Just the servers, folks. Desktops are still held tightly by Redmond.

Apr 27, 2006 14:09 GMT  ·  By

In a move certain to annoy some Novell execs and probably provoke more hysterics in Steve Ballmer, the US Department of Transportation's Federal Aviation Administration (FAA) has switched some of its systems to Red Hat Enterprise Linux.

"By switching to Red Hat Enterprise Linux, we were able to spend less than $10 million and accomplish a major system modernization in one third of that time.

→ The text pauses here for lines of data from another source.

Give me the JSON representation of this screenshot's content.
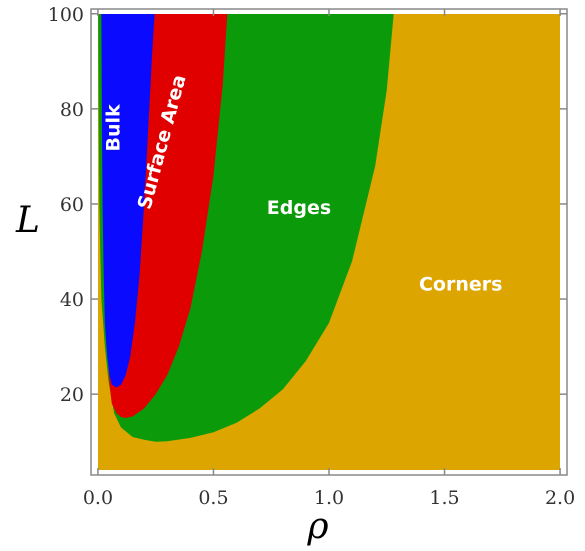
{
  "chart_data": {
    "type": "area",
    "xlabel": "ρ",
    "ylabel": "L",
    "xlim": [
      -0.03,
      2.03
    ],
    "ylim": [
      3,
      101
    ],
    "xticks": [
      "0.0",
      "0.5",
      "1.0",
      "1.5",
      "2.0"
    ],
    "xtick_values": [
      0,
      0.5,
      1.0,
      1.5,
      2.0
    ],
    "yticks": [
      "20",
      "40",
      "60",
      "80",
      "100"
    ],
    "ytick_values": [
      20,
      40,
      60,
      80,
      100
    ],
    "grid": false,
    "background_region": {
      "name": "Corners",
      "color": "#DCA500",
      "label_at": [
        1.57,
        43
      ]
    },
    "regions": [
      {
        "name": "Edges",
        "color": "#0A9A0A",
        "label_at": [
          0.87,
          59
        ],
        "boundary": [
          [
            0.0008,
            100
          ],
          [
            0.003,
            80
          ],
          [
            0.006,
            60
          ],
          [
            0.01,
            50
          ],
          [
            0.015,
            40
          ],
          [
            0.03,
            30
          ],
          [
            0.045,
            23
          ],
          [
            0.07,
            16
          ],
          [
            0.1,
            13
          ],
          [
            0.15,
            11
          ],
          [
            0.2,
            10.4
          ],
          [
            0.25,
            10
          ],
          [
            0.3,
            10.1
          ],
          [
            0.4,
            10.8
          ],
          [
            0.5,
            12
          ],
          [
            0.6,
            14
          ],
          [
            0.7,
            17
          ],
          [
            0.8,
            21
          ],
          [
            0.9,
            27
          ],
          [
            1.0,
            35
          ],
          [
            1.1,
            48
          ],
          [
            1.2,
            68
          ],
          [
            1.25,
            84
          ],
          [
            1.28,
            100
          ]
        ]
      },
      {
        "name": "Surface Area",
        "color": "#E00000",
        "label_at": [
          0.28,
          73
        ],
        "boundary": [
          [
            0.015,
            100
          ],
          [
            0.02,
            80
          ],
          [
            0.025,
            60
          ],
          [
            0.03,
            45
          ],
          [
            0.04,
            30
          ],
          [
            0.05,
            22
          ],
          [
            0.06,
            18
          ],
          [
            0.08,
            16
          ],
          [
            0.1,
            15.2
          ],
          [
            0.12,
            15
          ],
          [
            0.15,
            15.3
          ],
          [
            0.2,
            17
          ],
          [
            0.25,
            20
          ],
          [
            0.3,
            24
          ],
          [
            0.35,
            30
          ],
          [
            0.4,
            38
          ],
          [
            0.45,
            50
          ],
          [
            0.5,
            66
          ],
          [
            0.54,
            85
          ],
          [
            0.56,
            100
          ]
        ]
      },
      {
        "name": "Bulk",
        "color": "#0A0AFF",
        "label_at": [
          0.07,
          76
        ],
        "boundary": [
          [
            0.015,
            100
          ],
          [
            0.017,
            80
          ],
          [
            0.02,
            60
          ],
          [
            0.025,
            45
          ],
          [
            0.03,
            35
          ],
          [
            0.04,
            28
          ],
          [
            0.05,
            24
          ],
          [
            0.06,
            22
          ],
          [
            0.08,
            21.4
          ],
          [
            0.1,
            22
          ],
          [
            0.12,
            24
          ],
          [
            0.14,
            28
          ],
          [
            0.16,
            35
          ],
          [
            0.18,
            45
          ],
          [
            0.2,
            60
          ],
          [
            0.22,
            78
          ],
          [
            0.235,
            92
          ],
          [
            0.245,
            100
          ]
        ]
      }
    ]
  }
}
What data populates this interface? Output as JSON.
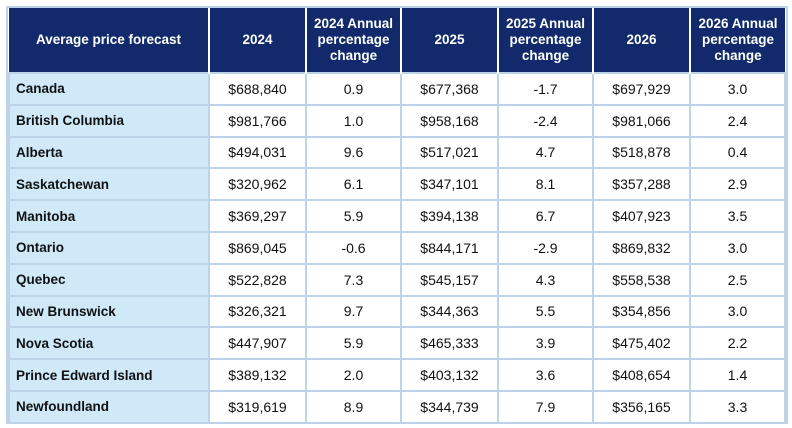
{
  "header": {
    "col0": "Average price forecast",
    "col1": "2024",
    "col2": "2024 Annual percentage change",
    "col3": "2025",
    "col4": "2025 Annual percentage change",
    "col5": "2026",
    "col6": "2026 Annual percentage change"
  },
  "rows": [
    {
      "region": "Canada",
      "p2024": "$688,840",
      "c2024": "0.9",
      "p2025": "$677,368",
      "c2025": "-1.7",
      "p2026": "$697,929",
      "c2026": "3.0"
    },
    {
      "region": "British Columbia",
      "p2024": "$981,766",
      "c2024": "1.0",
      "p2025": "$958,168",
      "c2025": "-2.4",
      "p2026": "$981,066",
      "c2026": "2.4"
    },
    {
      "region": "Alberta",
      "p2024": "$494,031",
      "c2024": "9.6",
      "p2025": "$517,021",
      "c2025": "4.7",
      "p2026": "$518,878",
      "c2026": "0.4"
    },
    {
      "region": "Saskatchewan",
      "p2024": "$320,962",
      "c2024": "6.1",
      "p2025": "$347,101",
      "c2025": "8.1",
      "p2026": "$357,288",
      "c2026": "2.9"
    },
    {
      "region": "Manitoba",
      "p2024": "$369,297",
      "c2024": "5.9",
      "p2025": "$394,138",
      "c2025": "6.7",
      "p2026": "$407,923",
      "c2026": "3.5"
    },
    {
      "region": "Ontario",
      "p2024": "$869,045",
      "c2024": "-0.6",
      "p2025": "$844,171",
      "c2025": "-2.9",
      "p2026": "$869,832",
      "c2026": "3.0"
    },
    {
      "region": "Quebec",
      "p2024": "$522,828",
      "c2024": "7.3",
      "p2025": "$545,157",
      "c2025": "4.3",
      "p2026": "$558,538",
      "c2026": "2.5"
    },
    {
      "region": "New Brunswick",
      "p2024": "$326,321",
      "c2024": "9.7",
      "p2025": "$344,363",
      "c2025": "5.5",
      "p2026": "$354,856",
      "c2026": "3.0"
    },
    {
      "region": "Nova Scotia",
      "p2024": "$447,907",
      "c2024": "5.9",
      "p2025": "$465,333",
      "c2025": "3.9",
      "p2026": "$475,402",
      "c2026": "2.2"
    },
    {
      "region": "Prince Edward Island",
      "p2024": "$389,132",
      "c2024": "2.0",
      "p2025": "$403,132",
      "c2025": "3.6",
      "p2026": "$408,654",
      "c2026": "1.4"
    },
    {
      "region": "Newfoundland",
      "p2024": "$319,619",
      "c2024": "8.9",
      "p2025": "$344,739",
      "c2025": "7.9",
      "p2026": "$356,165",
      "c2026": "3.3"
    }
  ],
  "colors": {
    "header_bg": "#122a6b",
    "region_bg": "#cfe9f8",
    "grid": "#bcd3ea"
  }
}
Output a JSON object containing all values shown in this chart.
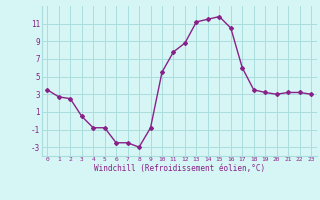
{
  "x": [
    0,
    1,
    2,
    3,
    4,
    5,
    6,
    7,
    8,
    9,
    10,
    11,
    12,
    13,
    14,
    15,
    16,
    17,
    18,
    19,
    20,
    21,
    22,
    23
  ],
  "y": [
    3.5,
    2.7,
    2.5,
    0.5,
    -0.8,
    -0.8,
    -2.5,
    -2.5,
    -3.0,
    -0.8,
    5.5,
    7.8,
    8.8,
    11.2,
    11.5,
    11.8,
    10.5,
    6.0,
    3.5,
    3.2,
    3.0,
    3.2,
    3.2,
    3.0
  ],
  "line_color": "#882288",
  "marker": "D",
  "marker_size": 2,
  "bg_color": "#d6f5f5",
  "grid_color": "#aadddd",
  "xlabel": "Windchill (Refroidissement éolien,°C)",
  "xlabel_color": "#882288",
  "yticks": [
    -3,
    -1,
    1,
    3,
    5,
    7,
    9,
    11
  ],
  "xticks": [
    0,
    1,
    2,
    3,
    4,
    5,
    6,
    7,
    8,
    9,
    10,
    11,
    12,
    13,
    14,
    15,
    16,
    17,
    18,
    19,
    20,
    21,
    22,
    23
  ],
  "ylim": [
    -4,
    13
  ],
  "xlim": [
    -0.5,
    23.5
  ]
}
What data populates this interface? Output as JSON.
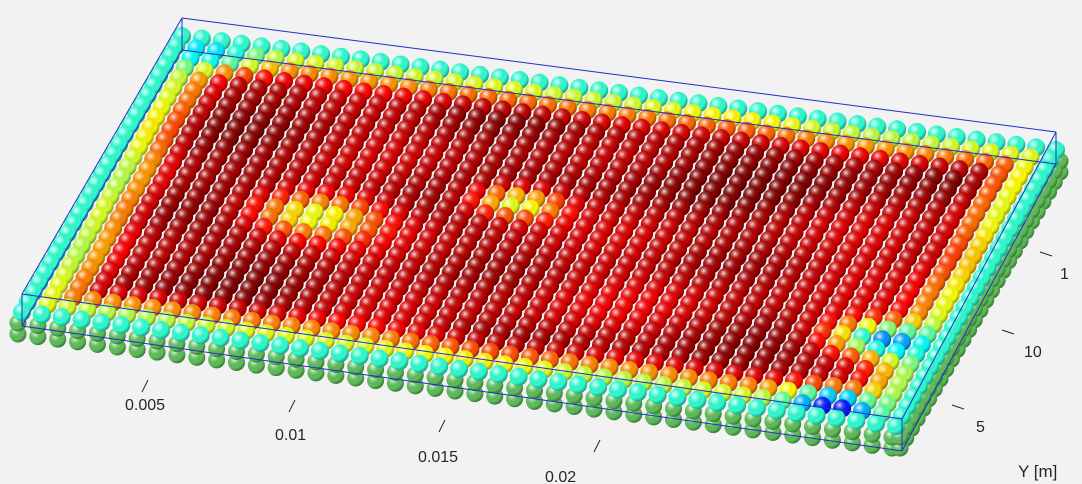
{
  "chart_data": {
    "type": "scatter",
    "style": "3d-spheres",
    "title": "",
    "xlabel": "",
    "ylabel": "Y [m]",
    "x_ticks": [
      "0.005",
      "0.01",
      "0.015",
      "0.02"
    ],
    "y_ticks": [
      "5",
      "10",
      "1"
    ],
    "grid": false,
    "legend": "none",
    "colormap": "jet",
    "bounding_box_color": "#1f2fc8",
    "substrate_color": "#5fbf5a",
    "background_color": "#f2f2f2",
    "film_grid": {
      "cols": 44,
      "rows": 28
    },
    "value_range": [
      0,
      1
    ],
    "hotspots": [
      {
        "u": 0.18,
        "v": 0.3,
        "value": 0.95,
        "radius": 0.14
      },
      {
        "u": 0.3,
        "v": 0.22,
        "value": 0.9,
        "radius": 0.12
      },
      {
        "u": 0.55,
        "v": 0.55,
        "value": 0.92,
        "radius": 0.2
      },
      {
        "u": 0.72,
        "v": 0.28,
        "value": 1.0,
        "radius": 0.15
      },
      {
        "u": 0.65,
        "v": 0.7,
        "value": 0.88,
        "radius": 0.16
      },
      {
        "u": 0.4,
        "v": 0.75,
        "value": 0.9,
        "radius": 0.15
      },
      {
        "u": 0.85,
        "v": 0.45,
        "value": 0.86,
        "radius": 0.14
      }
    ],
    "coldspots": [
      {
        "u": 0.04,
        "v": 0.05,
        "value": 0.3,
        "radius": 0.06
      },
      {
        "u": 0.94,
        "v": 0.72,
        "value": 0.25,
        "radius": 0.06
      },
      {
        "u": 0.92,
        "v": 0.96,
        "value": 0.12,
        "radius": 0.05
      },
      {
        "u": 0.46,
        "v": 0.42,
        "value": 0.55,
        "radius": 0.05
      },
      {
        "u": 0.25,
        "v": 0.55,
        "value": 0.58,
        "radius": 0.07
      }
    ]
  }
}
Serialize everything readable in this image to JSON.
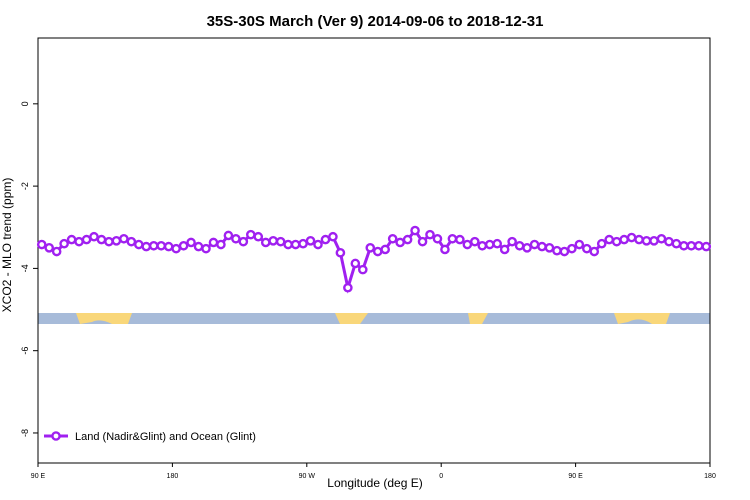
{
  "chart_data": {
    "type": "line",
    "title": "35S-30S March (Ver 9)   2014-09-06 to 2018-12-31",
    "x_label": "Longitude (deg E)",
    "y_label": "XCO2 - MLO trend (ppm)",
    "x": [
      92.5,
      97.5,
      102.5,
      107.5,
      112.5,
      117.5,
      122.5,
      127.5,
      132.5,
      137.5,
      142.5,
      147.5,
      152.5,
      157.5,
      162.5,
      167.5,
      172.5,
      177.5,
      182.5,
      187.5,
      192.5,
      197.5,
      202.5,
      207.5,
      212.5,
      217.5,
      222.5,
      227.5,
      232.5,
      237.5,
      242.5,
      247.5,
      252.5,
      257.5,
      262.5,
      267.5,
      272.5,
      277.5,
      282.5,
      287.5,
      292.5,
      297.5,
      302.5,
      307.5,
      312.5,
      317.5,
      322.5,
      327.5,
      332.5,
      337.5,
      342.5,
      347.5,
      352.5,
      357.5,
      362.5,
      367.5,
      372.5,
      377.5,
      382.5,
      387.5,
      392.5,
      397.5,
      402.5,
      407.5,
      412.5,
      417.5,
      422.5,
      427.5,
      432.5,
      437.5,
      442.5,
      447.5,
      452.5,
      457.5,
      462.5,
      467.5,
      472.5,
      477.5,
      482.5,
      487.5,
      492.5,
      497.5,
      502.5,
      507.5,
      512.5,
      517.5,
      522.5,
      527.5,
      532.5,
      537.5
    ],
    "series": [
      {
        "name": "Land (Nadir&Glint) and Ocean (Glint)",
        "color": "#a020f0",
        "values": [
          -3.42,
          -3.5,
          -3.59,
          -3.4,
          -3.3,
          -3.35,
          -3.3,
          -3.23,
          -3.3,
          -3.35,
          -3.33,
          -3.28,
          -3.35,
          -3.42,
          -3.47,
          -3.45,
          -3.45,
          -3.47,
          -3.52,
          -3.45,
          -3.37,
          -3.47,
          -3.52,
          -3.37,
          -3.42,
          -3.2,
          -3.28,
          -3.35,
          -3.18,
          -3.23,
          -3.37,
          -3.33,
          -3.35,
          -3.42,
          -3.42,
          -3.4,
          -3.33,
          -3.42,
          -3.3,
          -3.23,
          -3.62,
          -4.47,
          -3.88,
          -4.03,
          -3.5,
          -3.59,
          -3.54,
          -3.28,
          -3.37,
          -3.3,
          -3.08,
          -3.35,
          -3.18,
          -3.28,
          -3.54,
          -3.28,
          -3.3,
          -3.42,
          -3.35,
          -3.45,
          -3.42,
          -3.4,
          -3.54,
          -3.35,
          -3.45,
          -3.5,
          -3.42,
          -3.47,
          -3.5,
          -3.57,
          -3.59,
          -3.52,
          -3.42,
          -3.52,
          -3.59,
          -3.4,
          -3.3,
          -3.35,
          -3.3,
          -3.25,
          -3.3,
          -3.33,
          -3.33,
          -3.28,
          -3.35,
          -3.4,
          -3.45,
          -3.45,
          -3.45,
          -3.47
        ]
      }
    ],
    "xlim": [
      90,
      540
    ],
    "xticks": [
      {
        "value": 90,
        "label": "90 E"
      },
      180,
      {
        "value": 270,
        "label": "90 W"
      },
      {
        "value": 360,
        "label": "0"
      },
      {
        "value": 450,
        "label": "90 E"
      },
      180.0001
    ],
    "ylim": [
      -8.73,
      1.6
    ],
    "yticks": [
      -8,
      -6,
      -4,
      -2,
      0
    ],
    "legend": "bottom-left"
  }
}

Red Hat Enterprise Linux fixed our problems of reliability and scalability, and gives us the support we need to reduce our risk," gushed Joshua Gustin, TFM-modernization manager - FAA.

The agency first deployed RHEL to its remote locations and later made the switch at its central processing facility while significantly cutting from the estimated $25 million bill and 18 months.

RHEL is to be used as part of the FAA's Traffic Flow Management (TFM) infrastructure and the real-time Enhanced Traffic management System.

"There are scores of agencies across the entire federal government, as well as state and local governments in all 50 states that are moving Unix-like capabilities to Linux on commodity hardware," commented Paul Smith, VP, Red Hat, in between gratuitous plugs for the company.

Despite my earlier comment on Ballmer, the FAA was previously using "a costly UNIX platform" (*cough* Solaris - if a simple Google search is to be trusted), not a Windows solution. The Microsoft reference still holds, though, the company being notoriously hungry for government contracts.